Now is the time – to “Burn The Box” – get out of the Defend & Extend mentality – Attack & Explore – so when the recession lifts – YOU will be the leader which others who locked down spending too far will struggle to catch up. Yes recession is scary. Yes you have to ensure you can sustain your business during these market conditions. However – as Marshall Field’s did – during weak economic times – this is the best time to buy. When the economy lifts (it’s coming) you will make more margin and profits on those goods as the market recovers. And you will have goods / skills that others don’t – YOU will be the leader and in theory able to charge a premium for your leadership (risk).
Two excerpts from Adam’s site with specific links below:
- it has looked into the future and recognizes that Windows has many obstacles to operating effictively in a widely connected world. Future scenarios show that alternative products can make a significant difference in the user experience, and even though a company currently dominates the opportunity exists to Disrupt the marketplace;
- Google remains focused on competitors, not just customers. Instead of talking to customers, who would ask for better search and ad placement improvements, Google has observed alternative, competitive operating system products, like Unix and Linux, making headway in both servers and the new netbooks. While still small share, these products are proving adept at helping people do what they want with small computers and these customers are not switching to Windows;
- Google is not afraid to Disrupt its operations to consider doing something new. It is not focused on doing one thing, and doing it right. Instead open to bringing to market new technologies rapidly when they can Disrupt a market; and
- Google uses extensive White Space to test new solutions and learn what is needed in the product, distribution, pricing and promotion. Google gives new teams the permission and resources to investigate how to succeed – rather than following a predetermined path toward an internally set goal (like GM did with its failed electric car project).
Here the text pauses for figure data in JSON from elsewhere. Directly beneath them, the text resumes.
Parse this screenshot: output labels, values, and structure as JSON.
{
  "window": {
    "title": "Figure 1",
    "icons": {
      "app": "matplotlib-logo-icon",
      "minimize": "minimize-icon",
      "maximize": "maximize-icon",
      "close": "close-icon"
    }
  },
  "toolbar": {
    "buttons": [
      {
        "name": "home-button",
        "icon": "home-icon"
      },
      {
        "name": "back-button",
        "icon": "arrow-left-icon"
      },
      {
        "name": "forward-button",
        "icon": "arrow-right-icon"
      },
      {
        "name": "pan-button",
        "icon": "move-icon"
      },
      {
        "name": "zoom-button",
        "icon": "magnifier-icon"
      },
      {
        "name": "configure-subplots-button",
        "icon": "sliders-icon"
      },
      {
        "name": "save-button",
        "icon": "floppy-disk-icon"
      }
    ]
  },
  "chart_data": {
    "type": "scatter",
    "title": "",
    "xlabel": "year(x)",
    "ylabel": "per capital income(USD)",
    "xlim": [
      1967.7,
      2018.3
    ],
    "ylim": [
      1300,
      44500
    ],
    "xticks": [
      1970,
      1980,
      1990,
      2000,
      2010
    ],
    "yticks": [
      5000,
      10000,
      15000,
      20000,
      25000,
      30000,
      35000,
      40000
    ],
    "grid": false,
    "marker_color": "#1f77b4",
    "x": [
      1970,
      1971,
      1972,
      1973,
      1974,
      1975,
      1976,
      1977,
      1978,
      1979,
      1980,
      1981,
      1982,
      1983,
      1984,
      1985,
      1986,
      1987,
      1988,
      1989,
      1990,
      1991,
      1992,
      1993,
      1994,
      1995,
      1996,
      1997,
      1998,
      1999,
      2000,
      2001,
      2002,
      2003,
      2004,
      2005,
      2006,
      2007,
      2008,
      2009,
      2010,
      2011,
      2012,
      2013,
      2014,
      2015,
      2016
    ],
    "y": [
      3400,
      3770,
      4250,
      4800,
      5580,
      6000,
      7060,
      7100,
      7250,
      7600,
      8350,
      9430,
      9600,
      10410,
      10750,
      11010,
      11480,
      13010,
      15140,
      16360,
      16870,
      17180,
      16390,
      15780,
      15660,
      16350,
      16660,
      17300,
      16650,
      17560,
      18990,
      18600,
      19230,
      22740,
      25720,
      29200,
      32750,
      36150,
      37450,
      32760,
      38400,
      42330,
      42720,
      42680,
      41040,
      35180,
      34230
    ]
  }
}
Nobody today wants to be like GM. Struggling to turn around after falling into bankruptcy. To be like Google you need to quit following old ideas about focusing on your core and entry barriers – instead develop scenarios about the future, study competitors for early market insights, Disrupt your practices so you can do new things and test lots of ideas in White Space to find out what the market really wants so you can continue growing.
For the last few years Apple has done quite well. Resurgent from a near collapse as an also-ran producer of niche computers, Apple became much more as it succeeded with the iPod, iTunes and iPhone. But many analysts, business news pundits and investors wanted all the credit to go to CEO Steve Jobs. It’s popular to use the “CEO as hero” thinking, and say Steve Jobs singlehandedly saved Apple. But, as talented as Steve Jobs is, we all know that there are a lot of very talented people at Apple and it was Mr. Jobs willingness to Disrupt the old Success Formula and implement White Space which let that talent come out that really turned around Apple. The question remained, however, whether Disruptions and White Space were embedded, or only happening as long as Mr. Jobs ran the show. And largely due to this question, the stock price tumbled and people grew anxious when he took medical leave (chart here).
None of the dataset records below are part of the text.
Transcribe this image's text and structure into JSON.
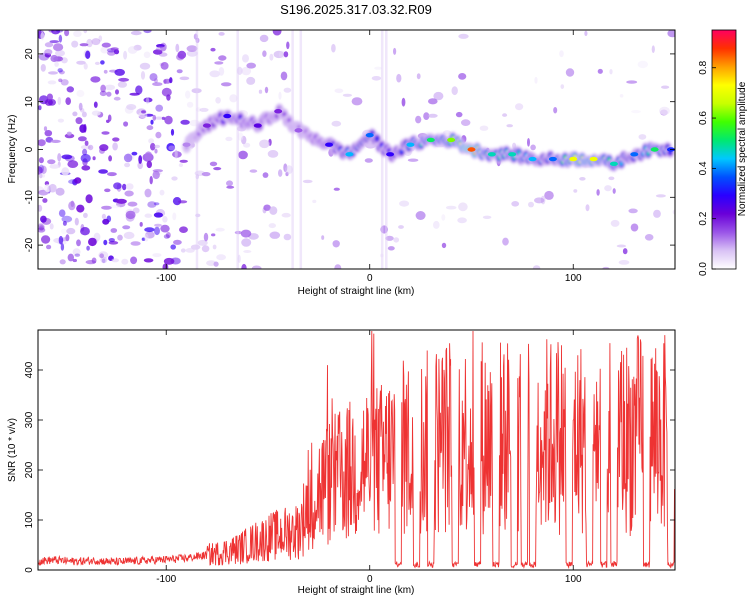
{
  "figure": {
    "title": "S196.2025.317.03.32.R09"
  },
  "chart_data": [
    {
      "type": "heatmap",
      "xlabel": "Height of straight line (km)",
      "ylabel": "Frequency (Hz)",
      "xlim": [
        -163,
        150
      ],
      "ylim": [
        -25,
        25
      ],
      "xticks": [
        -100,
        0,
        100
      ],
      "yticks": [
        -20,
        -10,
        0,
        10,
        20
      ],
      "colorbar": {
        "label": "Normalized spectral amplitude",
        "range": [
          0,
          0.95
        ],
        "ticks": [
          0.0,
          0.2,
          0.4,
          0.6,
          0.8
        ],
        "colormap": [
          "#ffffff",
          "#d9c2f5",
          "#9a55e8",
          "#6a00d8",
          "#2a00ff",
          "#0050ff",
          "#00c8ff",
          "#00e870",
          "#40ff00",
          "#c8ff00",
          "#ffff00",
          "#ffa000",
          "#ff3000",
          "#ff0060"
        ]
      },
      "ridge": [
        {
          "x": -90,
          "y": 1,
          "amp": 0.12
        },
        {
          "x": -80,
          "y": 5,
          "amp": 0.2
        },
        {
          "x": -70,
          "y": 7,
          "amp": 0.3
        },
        {
          "x": -55,
          "y": 5,
          "amp": 0.25
        },
        {
          "x": -45,
          "y": 8,
          "amp": 0.2
        },
        {
          "x": -35,
          "y": 4,
          "amp": 0.15
        },
        {
          "x": -20,
          "y": 1,
          "amp": 0.3
        },
        {
          "x": -10,
          "y": -1,
          "amp": 0.45
        },
        {
          "x": 0,
          "y": 3,
          "amp": 0.4
        },
        {
          "x": 10,
          "y": -1,
          "amp": 0.3
        },
        {
          "x": 20,
          "y": 1,
          "amp": 0.45
        },
        {
          "x": 30,
          "y": 2,
          "amp": 0.55
        },
        {
          "x": 40,
          "y": 2,
          "amp": 0.65
        },
        {
          "x": 50,
          "y": 0,
          "amp": 0.9
        },
        {
          "x": 60,
          "y": -1,
          "amp": 0.5
        },
        {
          "x": 70,
          "y": -1,
          "amp": 0.5
        },
        {
          "x": 80,
          "y": -2,
          "amp": 0.45
        },
        {
          "x": 90,
          "y": -2,
          "amp": 0.4
        },
        {
          "x": 100,
          "y": -2,
          "amp": 0.75
        },
        {
          "x": 110,
          "y": -2,
          "amp": 0.75
        },
        {
          "x": 120,
          "y": -3,
          "amp": 0.5
        },
        {
          "x": 130,
          "y": -1,
          "amp": 0.4
        },
        {
          "x": 140,
          "y": 0,
          "amp": 0.55
        },
        {
          "x": 148,
          "y": 0,
          "amp": 0.35
        }
      ]
    },
    {
      "type": "line",
      "xlabel": "Height of straight line (km)",
      "ylabel": "SNR (10 * v/v)",
      "xlim": [
        -163,
        150
      ],
      "ylim": [
        0,
        480
      ],
      "xticks": [
        -100,
        0,
        100
      ],
      "yticks": [
        0,
        100,
        200,
        300,
        400
      ],
      "grid": false,
      "series": [
        {
          "color": "#ee3333",
          "x": [
            -163,
            -155,
            -145,
            -135,
            -125,
            -115,
            -105,
            -95,
            -88,
            -80,
            -75,
            -70,
            -65,
            -60,
            -55,
            -50,
            -45,
            -40,
            -35,
            -32,
            -30,
            -25,
            -20,
            -15,
            -10,
            -5,
            0,
            5,
            10,
            15,
            20,
            25,
            30,
            35,
            40,
            45,
            50,
            55,
            60,
            65,
            70,
            75,
            80,
            85,
            90,
            95,
            100,
            105,
            110,
            115,
            120,
            125,
            130,
            135,
            140,
            145,
            150
          ],
          "values": [
            18,
            20,
            17,
            19,
            16,
            18,
            20,
            22,
            25,
            30,
            33,
            38,
            42,
            50,
            58,
            65,
            70,
            75,
            80,
            110,
            150,
            160,
            175,
            185,
            195,
            210,
            220,
            215,
            230,
            240,
            245,
            250,
            255,
            265,
            270,
            265,
            260,
            270,
            262,
            268,
            272,
            270,
            265,
            268,
            270,
            275,
            268,
            265,
            270,
            272,
            268,
            265,
            270,
            275,
            268,
            270,
            260
          ],
          "dips_x": [
            14,
            23,
            30,
            42,
            53,
            62,
            71,
            76,
            80,
            98,
            108,
            115,
            120,
            136,
            148
          ]
        }
      ]
    }
  ]
}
This weekend we learned that yes, Mr. Jobs has been very sick. The Wall Street Journal today reported “Jobs had liver transplant“. With this confirmation, we know that the company has been run by the COO Tim Cook and not a “shadow” Mr. Jobs. Simultaneously, first report on the Silicon Valley/San Jose Business Journal is “Apple Claims 1M iPhone Sales” last weekend in the launch of its new 3G S mobile phone and operating system. This is a huge number by the measure of any company, exceeded analysts expectations by 33-50%, and equals the last weekend launch of a new model – despite the currently horrible economy. This performance indicates that Apple is building a company that can survive Mr. Jobs.